Thomas Buck, the $1.2 billion ex-Merrill Lynch advisor recently discharged for allegedly making unauthorized trades and overcharging his clients, found a new job at RBC Wealth Management, according to a firm spokeswoman.
"Mr. Buck has a long history in this industry and solid reputation of providing excellent client service," said RBC spokeswoman Nicole Garrison in a statement. "We are pleased to welcome him and his team to RBC Wealth Management-U.S."
After nearly 33 years with the firm, Buck was discharged from his position at Merrill for, "allegations including failing to discuss service level and pricing alternatives with a customer, providing inaccurate information to firm management during account reviews regarding this issue, marking cross trade order tickets as unsolicited and providing information to a client during an active account review that did not correspond to the firm's records," according to the U5 form filed with FINRA.
Buck's lawyer Brian Hamburger disputed the reasons for his termination earlier this week.

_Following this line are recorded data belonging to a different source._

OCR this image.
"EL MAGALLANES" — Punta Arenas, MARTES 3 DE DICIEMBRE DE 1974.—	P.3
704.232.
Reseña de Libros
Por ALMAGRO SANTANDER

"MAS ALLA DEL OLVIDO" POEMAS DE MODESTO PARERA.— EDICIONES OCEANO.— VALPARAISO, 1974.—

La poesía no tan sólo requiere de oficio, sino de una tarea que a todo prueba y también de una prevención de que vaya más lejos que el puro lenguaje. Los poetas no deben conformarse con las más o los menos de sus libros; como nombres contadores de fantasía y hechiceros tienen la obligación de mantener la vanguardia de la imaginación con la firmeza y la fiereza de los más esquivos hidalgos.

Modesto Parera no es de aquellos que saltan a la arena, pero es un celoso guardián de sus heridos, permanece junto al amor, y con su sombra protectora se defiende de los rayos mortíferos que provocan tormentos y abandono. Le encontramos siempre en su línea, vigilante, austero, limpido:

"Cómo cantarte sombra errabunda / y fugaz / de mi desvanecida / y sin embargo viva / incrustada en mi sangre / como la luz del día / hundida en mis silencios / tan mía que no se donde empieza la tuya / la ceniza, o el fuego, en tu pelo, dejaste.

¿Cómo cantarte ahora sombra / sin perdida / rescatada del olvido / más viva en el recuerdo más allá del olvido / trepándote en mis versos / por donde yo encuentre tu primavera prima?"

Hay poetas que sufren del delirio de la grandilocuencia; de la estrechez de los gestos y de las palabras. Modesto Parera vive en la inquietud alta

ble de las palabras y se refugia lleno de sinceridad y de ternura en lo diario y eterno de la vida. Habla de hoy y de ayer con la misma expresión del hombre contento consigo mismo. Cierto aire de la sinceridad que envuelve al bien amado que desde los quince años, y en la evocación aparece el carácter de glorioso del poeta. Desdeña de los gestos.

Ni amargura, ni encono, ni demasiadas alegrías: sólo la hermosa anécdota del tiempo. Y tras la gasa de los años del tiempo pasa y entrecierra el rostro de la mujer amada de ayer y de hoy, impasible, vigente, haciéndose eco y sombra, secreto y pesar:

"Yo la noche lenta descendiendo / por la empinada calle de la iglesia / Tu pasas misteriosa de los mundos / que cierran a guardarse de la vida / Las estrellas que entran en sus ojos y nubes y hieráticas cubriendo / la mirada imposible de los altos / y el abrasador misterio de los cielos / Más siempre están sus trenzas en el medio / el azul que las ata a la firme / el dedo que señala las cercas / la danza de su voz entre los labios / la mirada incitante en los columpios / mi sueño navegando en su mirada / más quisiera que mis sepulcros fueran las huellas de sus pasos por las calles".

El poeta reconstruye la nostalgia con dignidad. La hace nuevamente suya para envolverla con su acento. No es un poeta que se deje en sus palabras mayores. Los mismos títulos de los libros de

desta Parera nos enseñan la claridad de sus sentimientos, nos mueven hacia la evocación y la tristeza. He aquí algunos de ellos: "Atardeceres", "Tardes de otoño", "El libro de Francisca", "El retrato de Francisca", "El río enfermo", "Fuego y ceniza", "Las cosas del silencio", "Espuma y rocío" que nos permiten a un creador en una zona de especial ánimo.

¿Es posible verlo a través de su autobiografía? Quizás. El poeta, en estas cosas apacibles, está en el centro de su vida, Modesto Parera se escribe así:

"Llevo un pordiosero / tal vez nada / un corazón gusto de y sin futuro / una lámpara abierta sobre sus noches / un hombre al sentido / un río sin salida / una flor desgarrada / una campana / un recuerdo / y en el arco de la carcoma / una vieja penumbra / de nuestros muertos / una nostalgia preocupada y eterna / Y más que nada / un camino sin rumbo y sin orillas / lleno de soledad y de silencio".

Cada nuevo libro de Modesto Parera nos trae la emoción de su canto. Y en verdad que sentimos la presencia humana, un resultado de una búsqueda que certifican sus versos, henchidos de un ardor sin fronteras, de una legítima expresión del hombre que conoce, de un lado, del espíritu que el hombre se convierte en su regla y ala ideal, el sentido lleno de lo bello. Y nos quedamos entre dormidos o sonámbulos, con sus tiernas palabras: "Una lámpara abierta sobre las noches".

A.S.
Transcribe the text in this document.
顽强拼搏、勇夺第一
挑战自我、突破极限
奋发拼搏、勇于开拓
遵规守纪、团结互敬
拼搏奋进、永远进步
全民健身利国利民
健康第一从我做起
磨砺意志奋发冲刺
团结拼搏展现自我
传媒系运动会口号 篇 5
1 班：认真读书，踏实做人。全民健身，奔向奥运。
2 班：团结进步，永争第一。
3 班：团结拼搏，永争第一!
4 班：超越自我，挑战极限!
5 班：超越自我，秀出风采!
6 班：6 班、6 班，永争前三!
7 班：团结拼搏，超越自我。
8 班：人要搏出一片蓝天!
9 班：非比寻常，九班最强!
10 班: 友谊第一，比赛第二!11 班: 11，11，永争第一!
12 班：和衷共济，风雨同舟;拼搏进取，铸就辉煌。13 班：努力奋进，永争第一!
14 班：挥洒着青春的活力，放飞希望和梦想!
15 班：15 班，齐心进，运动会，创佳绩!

"None of the actions that comprised the bulk of the U5 that Merrill Lynch relied upon are hardly actions anyone could watch out for," Hamburger told On Wall Street. "Any producer doing any substantial volume of work would find themselves in a vulnerable position, given the standard that Tom Buck's termination establishes."
The former Merrill advisor previously settled client allegations of charging "excessive fees and unauthorized purchase of an NYSE listed limited partnership" in 2006 for $75,131, according to BrokerCheck.
FINRA records show that Buck's daughter Ann, also a Merrill advisor at the time of his discharge, and an Indianapolis Colts cheerleader, will be rejoining Buck at RBC. The team will be working from an office in Indianapolis.
RBC recently recruited eight advisors from various firms worth a combined $1.2 billion in client assets, a spokesman said. Merrill lost one advisor to the firm's Houston River Oaks Complex in Texas.